Dana was born and raised in Lynn, Massachusetts. He has an Airframe and Powerplant license, which is a FAA license to fix aircraft and an Associate’s degree in Information Technology. He also mentors a FIRST Robotics team.

Gloria Choi
Senior Electrical Engineer

I was the design lead for the 28VDC cards which go into the PDU (Power and Data unit) and provide 28VDC power to loads within the Crew Exploration Module. This involved working with a team to generate the necessary requirements for the 28VDC Card to meet both the power quality and the environmental requirements for the Crew Module and Service Module.

Currently, I am working on the Orion Program as an IPT (Integrated Product Team) lead for one of the Orion Designs.
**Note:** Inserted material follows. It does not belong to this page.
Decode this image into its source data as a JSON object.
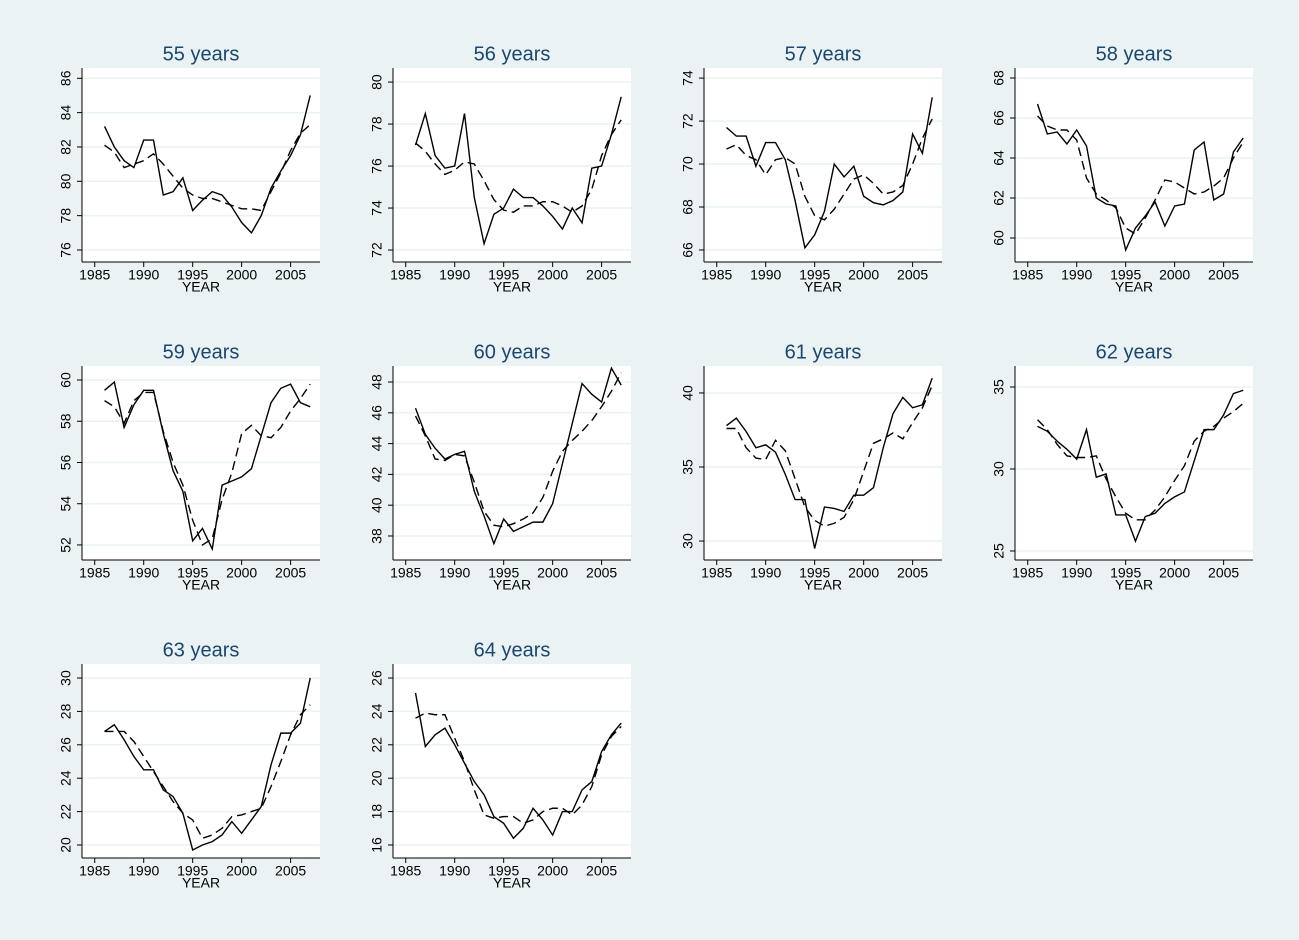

I love working with many different functional groups and it’s cool to know that the product that I designed or worked on is going to be used in this new space vehicle and will be flying very soon. I was very proud when we completed the functional test on our very first Unit (Engineering Unit) and shipped it to the customer.

Gloria first started working at UTC Aerospace Systems as a Co-op when she was in college. Her first deployment was with the Space Systems side of the business in Rockford, Illinois.  She was then hired after graduating with a bachelor’s degree in Electrical Engineering from Marquette University.

Chris Giovingo
Systems Lead Engineer

I was a Technical Lead for the Rockford PDU cards and the Umbilical Switch Card (USC) circuit designer. The coolest part of my job is the realization that the products we are designing will be integral to carrying astronauts to locations farther from Earth than ever before.

 The greatest achievement to date, that I am most proud of, was when we successfully delivered our EFT-1 Flight units to Lockheed Martin. I started at Hamilton Sundstrand six years ago and was assigned to the Orion program. I have been working on the program ever since.

Chris became interested in Space at the age of six when he attended the “Young Astronauts” program in Rockford, Illinois. He is from Rockford and earned his bachelor’s degree in Electrical Engineering from the University of Illinois at Urbana- Champaign.